ANALYSE. - Ce discours n'est que l'explication de ces paroles évangéliques: «Ne craignez point ceux qui tuent le corps et ne peuvent tuer l'âme; mais craignez Celui qui peut mettre à mort le corps et l'âme dans la géhenne (2).» En effet 1. ceux qui vous menacent n'ont-ils pas autant à craindre que vous? 2. Tout ce qu'ils peuvent, se réduit a ôter à votre corps une vie qui lui sera plus tard rendue magnifiquement. 3. En ne craignant pas Dieu vous perdriez à tout jamais la vie de votre âme et seriez condamnés à la mort éternelle et de l'âme et du corps.

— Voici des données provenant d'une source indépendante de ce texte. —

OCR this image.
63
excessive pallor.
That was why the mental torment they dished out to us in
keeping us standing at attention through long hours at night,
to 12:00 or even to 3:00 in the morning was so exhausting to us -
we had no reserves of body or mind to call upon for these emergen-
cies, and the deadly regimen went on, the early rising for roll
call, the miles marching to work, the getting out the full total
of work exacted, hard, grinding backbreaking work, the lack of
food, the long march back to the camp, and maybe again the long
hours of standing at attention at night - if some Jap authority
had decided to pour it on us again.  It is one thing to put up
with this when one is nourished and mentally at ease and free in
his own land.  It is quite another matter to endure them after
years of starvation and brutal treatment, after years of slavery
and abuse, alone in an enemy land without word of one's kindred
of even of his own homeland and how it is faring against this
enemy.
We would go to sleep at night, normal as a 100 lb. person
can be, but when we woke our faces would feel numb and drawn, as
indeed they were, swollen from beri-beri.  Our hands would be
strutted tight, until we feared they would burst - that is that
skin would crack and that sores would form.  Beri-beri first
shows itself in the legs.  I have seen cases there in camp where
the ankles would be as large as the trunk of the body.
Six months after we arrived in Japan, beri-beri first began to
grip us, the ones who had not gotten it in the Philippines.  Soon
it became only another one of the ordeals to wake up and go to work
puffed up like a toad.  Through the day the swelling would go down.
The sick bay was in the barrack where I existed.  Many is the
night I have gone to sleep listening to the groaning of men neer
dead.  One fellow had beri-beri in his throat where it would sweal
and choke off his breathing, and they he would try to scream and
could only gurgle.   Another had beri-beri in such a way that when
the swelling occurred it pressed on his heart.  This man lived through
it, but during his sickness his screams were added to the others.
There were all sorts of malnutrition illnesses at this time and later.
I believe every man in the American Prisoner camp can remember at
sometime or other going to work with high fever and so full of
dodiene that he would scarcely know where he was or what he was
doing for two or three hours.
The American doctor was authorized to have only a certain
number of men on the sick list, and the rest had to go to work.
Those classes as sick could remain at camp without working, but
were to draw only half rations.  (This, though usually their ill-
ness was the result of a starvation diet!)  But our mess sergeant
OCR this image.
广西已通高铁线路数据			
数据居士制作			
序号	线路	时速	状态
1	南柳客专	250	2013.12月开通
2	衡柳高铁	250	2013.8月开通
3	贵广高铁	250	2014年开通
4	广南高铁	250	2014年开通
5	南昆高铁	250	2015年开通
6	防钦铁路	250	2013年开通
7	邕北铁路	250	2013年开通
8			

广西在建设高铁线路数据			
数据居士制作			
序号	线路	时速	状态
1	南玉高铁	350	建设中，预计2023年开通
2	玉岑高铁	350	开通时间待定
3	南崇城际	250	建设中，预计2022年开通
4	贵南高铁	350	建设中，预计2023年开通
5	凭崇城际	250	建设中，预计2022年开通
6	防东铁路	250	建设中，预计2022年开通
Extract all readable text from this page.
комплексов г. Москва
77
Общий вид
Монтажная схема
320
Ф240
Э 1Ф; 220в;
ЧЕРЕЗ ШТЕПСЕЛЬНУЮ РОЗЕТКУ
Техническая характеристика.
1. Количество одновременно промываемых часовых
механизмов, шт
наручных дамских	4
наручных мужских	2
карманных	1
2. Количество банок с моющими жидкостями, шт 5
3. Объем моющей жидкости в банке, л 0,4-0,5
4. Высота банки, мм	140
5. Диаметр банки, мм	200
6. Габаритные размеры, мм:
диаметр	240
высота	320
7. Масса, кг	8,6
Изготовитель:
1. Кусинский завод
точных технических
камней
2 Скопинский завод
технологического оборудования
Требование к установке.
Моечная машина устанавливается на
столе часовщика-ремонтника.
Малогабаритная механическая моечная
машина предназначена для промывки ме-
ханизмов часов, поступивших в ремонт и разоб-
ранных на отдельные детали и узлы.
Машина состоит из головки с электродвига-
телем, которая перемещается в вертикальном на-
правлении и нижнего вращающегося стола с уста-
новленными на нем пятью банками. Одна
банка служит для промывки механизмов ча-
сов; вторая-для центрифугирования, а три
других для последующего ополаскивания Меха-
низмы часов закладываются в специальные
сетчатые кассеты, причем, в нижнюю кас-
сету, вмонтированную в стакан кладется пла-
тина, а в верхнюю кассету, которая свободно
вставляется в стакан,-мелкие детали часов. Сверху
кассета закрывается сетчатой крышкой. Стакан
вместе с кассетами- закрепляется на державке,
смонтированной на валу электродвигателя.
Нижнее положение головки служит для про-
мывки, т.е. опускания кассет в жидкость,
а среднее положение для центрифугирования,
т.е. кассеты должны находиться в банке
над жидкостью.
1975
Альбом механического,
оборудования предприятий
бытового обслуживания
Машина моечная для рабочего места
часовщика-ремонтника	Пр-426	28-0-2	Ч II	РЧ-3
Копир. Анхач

1. Les divins oracles que l'on vient de lire nous invitent à ne pas craindre en craignant et à craindre en ne craignant pas. Vous avez remarqué, à la lecture du saint Évangile, qu'avant de mourir pour nous le Seigneur notre Dieu a voulu nous affermir; il l'a fait en nous recommandant de ne pas craindre et en nous recommandant de craindre. «Ne craignez pas, dit-il, ceux qui tuent le corps et ne peuvent tuer l'âme.» C'est l'invitation â ne rien craindre. Et voici l'invitation à craindre: «Mais craignez Celui qui peut mettre à mort le corps et l'âme dans la géhenne.» Ainsi craignons pour ne craindre pas. La crainte paraît être une lâcheté, le caractère des faibles et non des forts. Remarquez néanmoins ce que dit l'Écriture: «La crainte du Seigneur est l'appui des forts (3).» Craignons pour ne craindre pas, en d'autres termes, craignons sagement pour ne pas craindre follement. Ces saints martyrs dont la fête nous a procuré d'entendre ces paroles évangéliques, ont ainsi craint en ne craignant pas; car en craignant Dieu, ils ont méprisé la crainte des hommes.

2. Qu'est-ce en effet qu'un homme peut avoir à craindre des hommes? Qu'y a-t-il dont un homme puisse faire peur à un autre homme?

1. Mt 10,28 - 2. Mt 10,28 - 3. Pr 14,26

Pour t'effrayer il te dit: Je te tue; et il ne redoute pas, en te menaçant, de mourir avant toi! Je te tue, dit-il. Qui tient ce langage? A qui s'adresse-t-il? Je vois ici deux hommes; l'un épouvante, l'autre est épouvanté; l'un est puissant, l'autre faible; mais tous deux sont mortels. Pourquoi donc le premier s'enfle-t-il de ses honneurs et de sa puissance lorsque par son corps il est aussi faible que le second? S'il ne craint pas la mort, qu'il menace de la mort; mais s'il craint le sort dont il menacé autrui, qu'il rentre en lui-même et qu'il se compare à qui il fait peur. Qu'il reconnaisse dans celui-ci une situation égale à la sienne et qu'avec lui il implore la miséricorde divine. C'est un homme qui menace un homme, une créature qui veut faire trembler une autre créature; mais l'une s'élève insolemment sous la main de son Créateur et l'autre cherche un asile dans son sein.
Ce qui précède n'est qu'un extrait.